5. Create a personalized ceremony
When planning a funeral, these days there are endless options to choose from when it comes to the format of the service. Many people incorporate a mix of religion, remembrance, spirituality, and a celebration of life into funerals. This eclectic combination can appease many family members by accommodating everyone’s wishes. There are event planners and funeral home staff who can help with logistics and allow you to create a unique funeral that is a true reflection of your loved one.

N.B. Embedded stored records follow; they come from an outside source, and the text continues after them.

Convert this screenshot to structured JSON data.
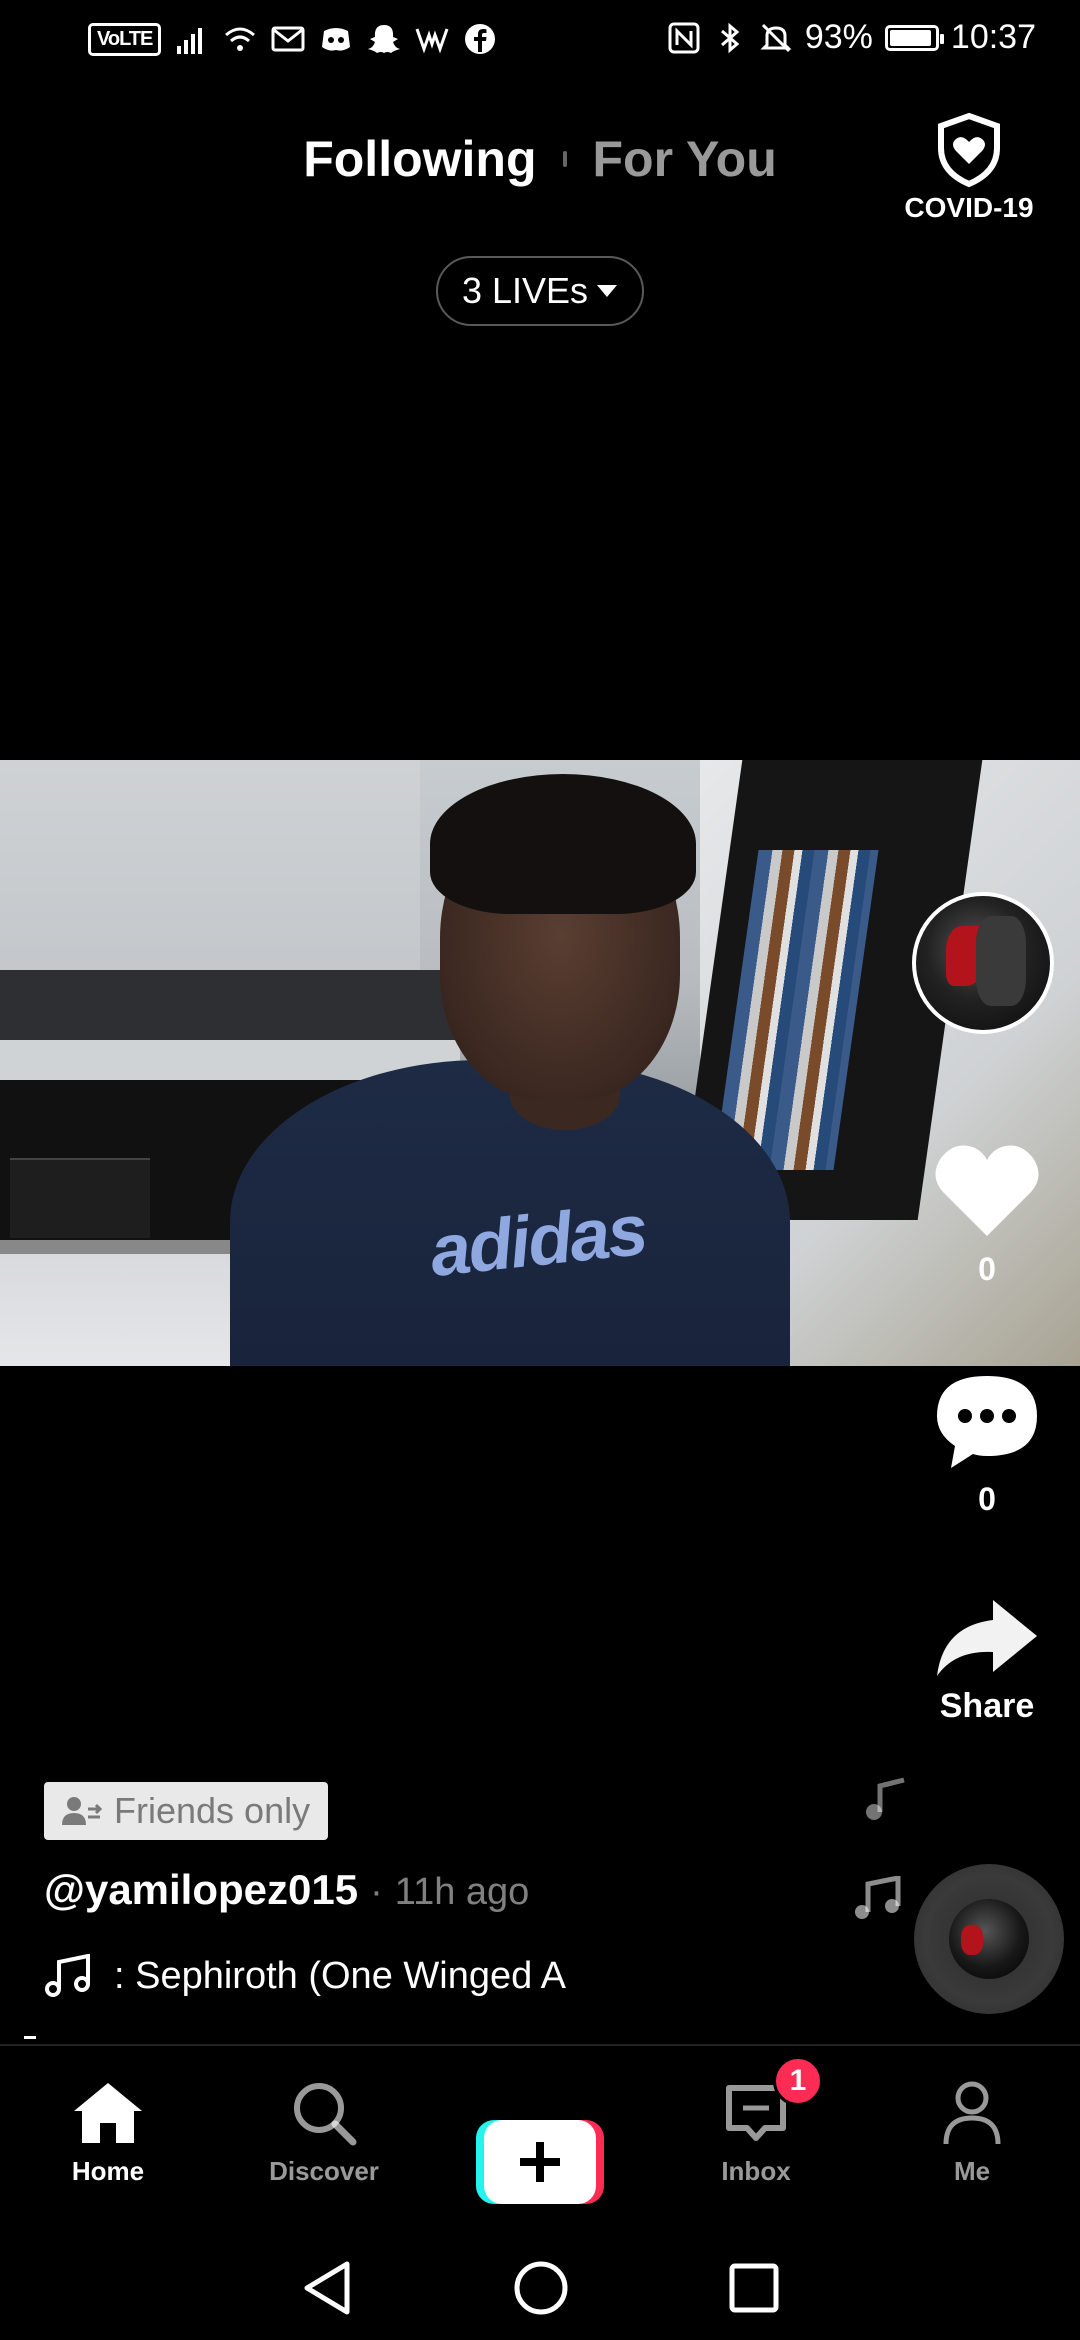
{
  "status_bar": {
    "volte": "VoLTE",
    "battery_percent": "93%",
    "battery_level": 0.93,
    "time": "10:37",
    "left_icons": [
      "signal-icon",
      "wifi-icon",
      "gmail-icon",
      "discord-icon",
      "snapchat-icon",
      "wwe-icon",
      "facebook-icon"
    ],
    "right_icons": [
      "nfc-icon",
      "bluetooth-icon",
      "mute-icon"
    ]
  },
  "top_tabs": {
    "following": "Following",
    "for_you": "For You"
  },
  "covid": {
    "label": "COVID-19"
  },
  "lives": {
    "label": "3 LIVEs"
  },
  "video": {
    "shirt_text": "adidas"
  },
  "actions": {
    "like_count": "0",
    "comment_count": "0",
    "share_label": "Share"
  },
  "post": {
    "privacy": "Friends only",
    "username": "@yamilopez015",
    "separator": "·",
    "time_ago": "11h ago",
    "sound": ": Sephiroth (One Winged A"
  },
  "nav": {
    "home": "Home",
    "discover": "Discover",
    "inbox": "Inbox",
    "inbox_badge": "1",
    "me": "Me"
  },
  "colors": {
    "accent_pink": "#fe2c55",
    "accent_cyan": "#25f4ee",
    "background": "#000000"
  }
}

6. Don’t forget the details
When planning a funeral, take some time to think about the details that you can incorporate to personalize the ceremony. If your loved one was an avid fisherman, consider burying him with his most trusted fishing rod. If he or she had a favorite flower, feature them in all the floral arrangements. If your loved one had an outfit that always made them feel their best, choose that for them to wear for the services. If they had a favorite photo album, incorporate the pictures into a video slideshow that can be played in the lobby.


7. Write down everything

You may think that you have all the details of the funeral committed to memory, but don’t underestimate the effect that emotional stress can have on you. While there are some great manage stress, it will likely still affect you on the day of the funeral. Stress combined with sadness can make it hard to remember details, especially as you are being pulled in a hundred different directions. To ensure that all of your careful planning pays off, have all of your logistics written out in a planning document.  Share it with other key family members and funeral home staff members who will be playing a part in facilitating the funeral. This type of organization will ensure everyone is on the same page and that no detail is forgotten.